Last year, Trinidadian cricket journalist Garth Wattley dubbed the inaugural Limacol CPL the “people’s festival,” noting that, “with the right packaging, people will come, and keep coming.” This year, he has noted that the competition “faced the challenge of meeting the high expectations raised by the first year in 2013, and of improving on the product.” The “anti-climax” of the final apart, Mr Wattley gives the 2014 Limacol CPL “a passing grade” and, notwithstanding last Sunday’s fiasco, the public response throughout the tournament would seem to confirm that the CPL and T20 are here to stay.
More’s the pity, the purists would say, but they appear to be a dwindling number in the region. Lovers of Test cricket in the West Indies are an endangered species, to judge by attendance figures at Test matches in the region, and they probably do not matter to the marketing men of T20, who most likely consider them dinosaurs in an age of rapid change.

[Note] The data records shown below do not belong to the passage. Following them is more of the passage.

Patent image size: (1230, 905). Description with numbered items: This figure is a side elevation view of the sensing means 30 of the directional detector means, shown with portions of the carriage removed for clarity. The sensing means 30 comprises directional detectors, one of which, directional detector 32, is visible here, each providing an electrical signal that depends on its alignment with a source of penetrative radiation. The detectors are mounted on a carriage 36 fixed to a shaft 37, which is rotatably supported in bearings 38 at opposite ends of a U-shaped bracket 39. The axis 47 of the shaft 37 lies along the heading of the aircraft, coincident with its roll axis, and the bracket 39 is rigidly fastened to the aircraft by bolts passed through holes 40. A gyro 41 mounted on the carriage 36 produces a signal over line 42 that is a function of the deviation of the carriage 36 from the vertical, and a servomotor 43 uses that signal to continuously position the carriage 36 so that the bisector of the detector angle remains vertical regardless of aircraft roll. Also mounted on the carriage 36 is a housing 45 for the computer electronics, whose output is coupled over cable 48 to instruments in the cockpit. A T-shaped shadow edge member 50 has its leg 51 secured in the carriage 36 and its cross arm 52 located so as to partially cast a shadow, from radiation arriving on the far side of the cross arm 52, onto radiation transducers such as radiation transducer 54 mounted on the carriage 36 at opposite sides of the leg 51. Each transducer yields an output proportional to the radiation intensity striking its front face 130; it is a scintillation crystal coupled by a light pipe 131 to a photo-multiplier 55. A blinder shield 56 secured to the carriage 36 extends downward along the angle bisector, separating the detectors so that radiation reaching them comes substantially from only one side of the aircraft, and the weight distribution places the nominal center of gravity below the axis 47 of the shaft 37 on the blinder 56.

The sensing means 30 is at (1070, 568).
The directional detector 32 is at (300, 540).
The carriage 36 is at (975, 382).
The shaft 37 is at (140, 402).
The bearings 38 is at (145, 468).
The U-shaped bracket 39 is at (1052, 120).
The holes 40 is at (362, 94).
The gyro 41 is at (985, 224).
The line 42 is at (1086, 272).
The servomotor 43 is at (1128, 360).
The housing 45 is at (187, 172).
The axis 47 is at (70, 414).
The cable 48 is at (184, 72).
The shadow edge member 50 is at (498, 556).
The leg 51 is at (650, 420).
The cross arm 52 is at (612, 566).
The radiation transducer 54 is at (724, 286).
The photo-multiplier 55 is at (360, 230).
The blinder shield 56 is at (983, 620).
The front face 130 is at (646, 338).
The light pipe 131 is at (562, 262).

The purists are, in all likelihood, mostly older men, left cold by the bling and hype of T20 and who deplore the accompanying change in players’ attitudes, with sledging increasingly seen as an acceptable even welcome addition to the carnival atmosphere. These are serious students of the game who see young batting talents, such as Trinidad’s Adrian Barath, ruined by the slam-bam mentality of T20. These are more likely than not proud nationalists who find it hard to support a team bearing their country’s name – consider, for example, the Guyana Amazon Warriors which boasted only three Guyanese in the final and was led by a Trinidadian. Even if franchises are the way of the future, a better balance should be found to preserve the national identity of teams.

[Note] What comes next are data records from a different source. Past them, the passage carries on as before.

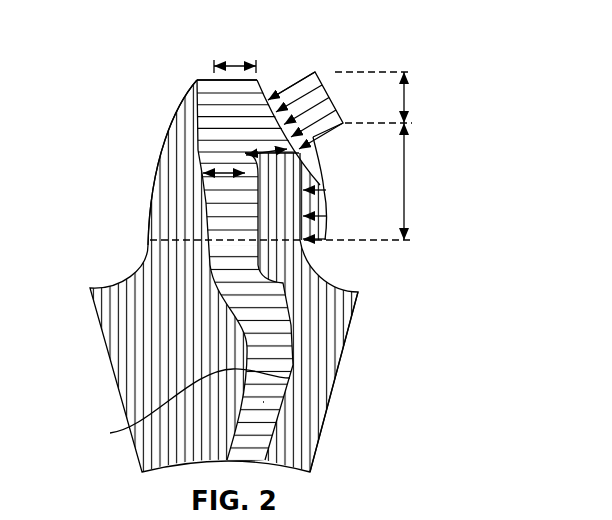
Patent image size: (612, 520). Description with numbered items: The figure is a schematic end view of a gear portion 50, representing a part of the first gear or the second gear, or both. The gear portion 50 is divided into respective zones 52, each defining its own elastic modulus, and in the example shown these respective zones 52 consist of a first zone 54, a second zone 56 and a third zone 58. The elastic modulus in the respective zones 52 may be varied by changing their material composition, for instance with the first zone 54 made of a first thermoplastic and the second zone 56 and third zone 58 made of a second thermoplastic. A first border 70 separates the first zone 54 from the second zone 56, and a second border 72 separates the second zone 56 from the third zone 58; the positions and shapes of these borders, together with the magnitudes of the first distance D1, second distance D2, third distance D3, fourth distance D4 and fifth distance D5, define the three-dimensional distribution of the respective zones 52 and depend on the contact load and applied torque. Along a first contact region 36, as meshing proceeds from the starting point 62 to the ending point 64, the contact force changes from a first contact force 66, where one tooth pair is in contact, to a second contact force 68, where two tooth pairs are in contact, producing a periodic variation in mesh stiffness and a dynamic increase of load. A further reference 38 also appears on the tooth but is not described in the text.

The first contact region 36 is at (302, 144).
The outer edge of first panel 38 is at (151, 140).
The gear portion 50 is at (101, 250).
The respective zones 52 is at (357, 346).
The first zone 54 is at (303, 343).
The second zone 56 is at (263, 402).
The third zone 58 is at (187, 347).
The starting point 62 is at (190, 240).
The ending point 64 is at (261, 79).
The first contact force 66 is at (327, 198).
The second contact force 68 is at (337, 70).
The first border 70 is at (290, 378).
The second border 72 is at (112, 433).
The first distance D1 is at (408, 97).
The second distance D2 is at (408, 183).
The third distance D3 is at (236, 62).
The fourth distance D4 is at (279, 111).
The fifth distance D5 is at (223, 170).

Views such as these, even if in the minority and even if considered hidebound, should not necessarily be ignored. These purists – almost a dirty word nowadays – may seek refuge in the past, but they serve to remind us that, even though change is inevitable, there may be merit in some old-fashioned values. And in their love for the virtues of Test cricket, with all its glorious uncertainties, tactical shifts, prolonged periods of tension and, after five days’ hard play, still capable of nail-biting climaxes, they remind us of the beauty of sport played at the highest level, in all its dimensions – aesthetic, cerebral, technical, explosive and even brutal – and of what we, as West Indians, were once capable, when we not only had the brilliance and power but also the discipline, application and consistency to rule the world.